Mariupol’s outnumbered defenders refuse to give in
Soldiers in the port city vow to fight Russia to the last
THE WORLD has grown used to Ukrainian forces beating the odds, but the 51-day defence of Mariupol almost defies the imagination. Russia has already declared victory several times in the near-destroyed port city on the Azov sea. Yet Ukraine’s massively outnumbered soldiers refuse to concede. On April 13th commanders of the Azov Battalion and the 36th Marine Brigade, the two main units charged with defending the city, issued a defiant message. They would fight to the last drop of blood, they said: “Our moral spirit is strong, we know what we are doing and why we are here.”
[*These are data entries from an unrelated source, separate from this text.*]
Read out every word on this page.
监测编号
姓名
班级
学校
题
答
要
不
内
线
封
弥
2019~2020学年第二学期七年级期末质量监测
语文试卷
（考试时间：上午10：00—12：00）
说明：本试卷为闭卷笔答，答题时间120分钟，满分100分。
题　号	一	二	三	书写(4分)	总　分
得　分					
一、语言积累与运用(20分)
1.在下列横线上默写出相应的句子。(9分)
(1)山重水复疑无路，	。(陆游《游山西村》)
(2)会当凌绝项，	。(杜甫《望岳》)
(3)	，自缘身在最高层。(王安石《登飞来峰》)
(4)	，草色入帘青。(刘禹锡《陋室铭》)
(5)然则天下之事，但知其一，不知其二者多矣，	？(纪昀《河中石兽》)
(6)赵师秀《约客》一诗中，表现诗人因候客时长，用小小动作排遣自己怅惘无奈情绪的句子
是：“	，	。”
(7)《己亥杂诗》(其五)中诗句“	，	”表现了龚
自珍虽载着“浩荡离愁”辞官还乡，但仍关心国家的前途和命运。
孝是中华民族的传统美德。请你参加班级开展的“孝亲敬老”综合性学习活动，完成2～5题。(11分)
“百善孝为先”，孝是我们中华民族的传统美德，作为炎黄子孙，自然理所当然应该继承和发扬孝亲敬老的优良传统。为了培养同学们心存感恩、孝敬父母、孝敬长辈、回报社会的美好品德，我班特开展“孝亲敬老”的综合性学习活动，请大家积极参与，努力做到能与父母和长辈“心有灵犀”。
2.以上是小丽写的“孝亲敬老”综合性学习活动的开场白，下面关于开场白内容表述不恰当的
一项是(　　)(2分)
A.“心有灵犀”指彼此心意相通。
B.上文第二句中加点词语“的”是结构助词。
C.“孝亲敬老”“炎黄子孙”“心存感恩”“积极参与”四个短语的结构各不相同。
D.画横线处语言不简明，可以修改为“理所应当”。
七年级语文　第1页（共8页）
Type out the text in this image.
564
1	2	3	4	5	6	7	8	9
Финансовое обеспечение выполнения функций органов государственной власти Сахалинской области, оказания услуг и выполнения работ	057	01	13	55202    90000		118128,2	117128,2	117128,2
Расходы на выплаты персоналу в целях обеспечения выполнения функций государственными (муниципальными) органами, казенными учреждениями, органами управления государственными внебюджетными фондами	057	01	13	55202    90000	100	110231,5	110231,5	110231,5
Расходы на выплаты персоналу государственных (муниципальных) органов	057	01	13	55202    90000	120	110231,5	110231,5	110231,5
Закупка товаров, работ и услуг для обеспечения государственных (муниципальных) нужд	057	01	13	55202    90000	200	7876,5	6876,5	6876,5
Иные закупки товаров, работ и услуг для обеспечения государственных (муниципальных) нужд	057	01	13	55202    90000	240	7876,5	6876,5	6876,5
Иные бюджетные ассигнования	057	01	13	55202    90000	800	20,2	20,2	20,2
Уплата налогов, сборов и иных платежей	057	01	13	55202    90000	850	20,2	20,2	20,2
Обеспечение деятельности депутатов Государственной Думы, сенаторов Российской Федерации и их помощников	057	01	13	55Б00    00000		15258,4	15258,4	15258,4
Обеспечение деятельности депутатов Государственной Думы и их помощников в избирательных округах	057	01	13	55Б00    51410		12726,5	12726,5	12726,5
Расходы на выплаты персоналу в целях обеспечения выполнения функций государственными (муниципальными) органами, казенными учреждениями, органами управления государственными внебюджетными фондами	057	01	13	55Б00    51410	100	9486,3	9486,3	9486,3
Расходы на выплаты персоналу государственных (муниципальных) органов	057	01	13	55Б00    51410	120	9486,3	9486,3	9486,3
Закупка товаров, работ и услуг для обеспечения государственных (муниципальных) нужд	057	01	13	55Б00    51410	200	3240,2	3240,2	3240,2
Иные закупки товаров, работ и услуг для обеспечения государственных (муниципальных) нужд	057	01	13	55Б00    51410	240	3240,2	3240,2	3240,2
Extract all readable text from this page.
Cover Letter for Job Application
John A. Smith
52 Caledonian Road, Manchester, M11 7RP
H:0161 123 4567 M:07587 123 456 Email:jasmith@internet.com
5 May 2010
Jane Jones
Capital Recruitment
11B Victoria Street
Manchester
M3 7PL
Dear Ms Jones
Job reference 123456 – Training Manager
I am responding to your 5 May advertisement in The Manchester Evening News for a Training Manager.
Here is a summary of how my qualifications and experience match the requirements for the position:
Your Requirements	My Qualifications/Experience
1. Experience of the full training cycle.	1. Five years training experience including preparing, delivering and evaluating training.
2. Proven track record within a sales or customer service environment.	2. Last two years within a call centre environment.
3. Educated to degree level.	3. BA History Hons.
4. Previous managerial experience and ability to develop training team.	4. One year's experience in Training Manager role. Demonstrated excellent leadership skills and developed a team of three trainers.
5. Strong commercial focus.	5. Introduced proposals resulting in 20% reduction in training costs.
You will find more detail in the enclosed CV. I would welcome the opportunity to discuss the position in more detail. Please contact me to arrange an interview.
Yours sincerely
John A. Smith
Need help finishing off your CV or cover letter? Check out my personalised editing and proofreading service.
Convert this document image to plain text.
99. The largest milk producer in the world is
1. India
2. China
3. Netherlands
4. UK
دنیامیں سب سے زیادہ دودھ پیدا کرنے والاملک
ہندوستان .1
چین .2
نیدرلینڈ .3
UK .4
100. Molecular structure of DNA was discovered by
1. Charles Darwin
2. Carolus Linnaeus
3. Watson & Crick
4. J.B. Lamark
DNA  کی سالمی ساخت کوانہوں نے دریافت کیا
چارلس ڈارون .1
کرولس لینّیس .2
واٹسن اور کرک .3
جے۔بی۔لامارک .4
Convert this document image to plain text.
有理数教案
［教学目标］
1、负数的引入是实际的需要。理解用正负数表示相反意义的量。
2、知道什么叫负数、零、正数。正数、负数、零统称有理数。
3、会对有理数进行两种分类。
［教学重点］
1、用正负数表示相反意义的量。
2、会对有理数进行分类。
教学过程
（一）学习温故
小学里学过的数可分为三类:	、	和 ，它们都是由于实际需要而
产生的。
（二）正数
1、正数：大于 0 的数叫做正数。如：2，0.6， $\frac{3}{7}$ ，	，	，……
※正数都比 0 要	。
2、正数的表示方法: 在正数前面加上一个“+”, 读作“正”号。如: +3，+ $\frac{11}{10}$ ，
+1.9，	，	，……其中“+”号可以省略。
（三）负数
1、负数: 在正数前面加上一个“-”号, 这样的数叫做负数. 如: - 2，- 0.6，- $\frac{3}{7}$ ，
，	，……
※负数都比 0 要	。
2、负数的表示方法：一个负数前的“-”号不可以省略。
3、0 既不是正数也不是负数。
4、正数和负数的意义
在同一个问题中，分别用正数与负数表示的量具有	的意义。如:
The Russian army has left a heavy footprint wherever it has trod in Ukraine, but it has reserved its cruellest for Mariupol, a city it claims to be liberating. From the first days, it targeted critical infrastructure: electricity substations, hospitals, public bomb-shelters. The campaign left tens of thousands dead, bodies abandoned on streets and an estimated 80,000 residents in cellars on the edge of life and death. Reports of mobile crematoria being deployed suggest the full scale of the slaughter may never be known. The ruthlessness appears to be aimed not just at concrete strategic gains, such as a land corridor to Crimea or a stranglehold on Ukraine’s economy. For Vladimir Putin, victory in Mariupol is symbolic: beating the ultra-nationalist Azov regiment would be a prize he could hold up as proof of his bogus “denazification” of Ukraine. But so far it has proven elusive.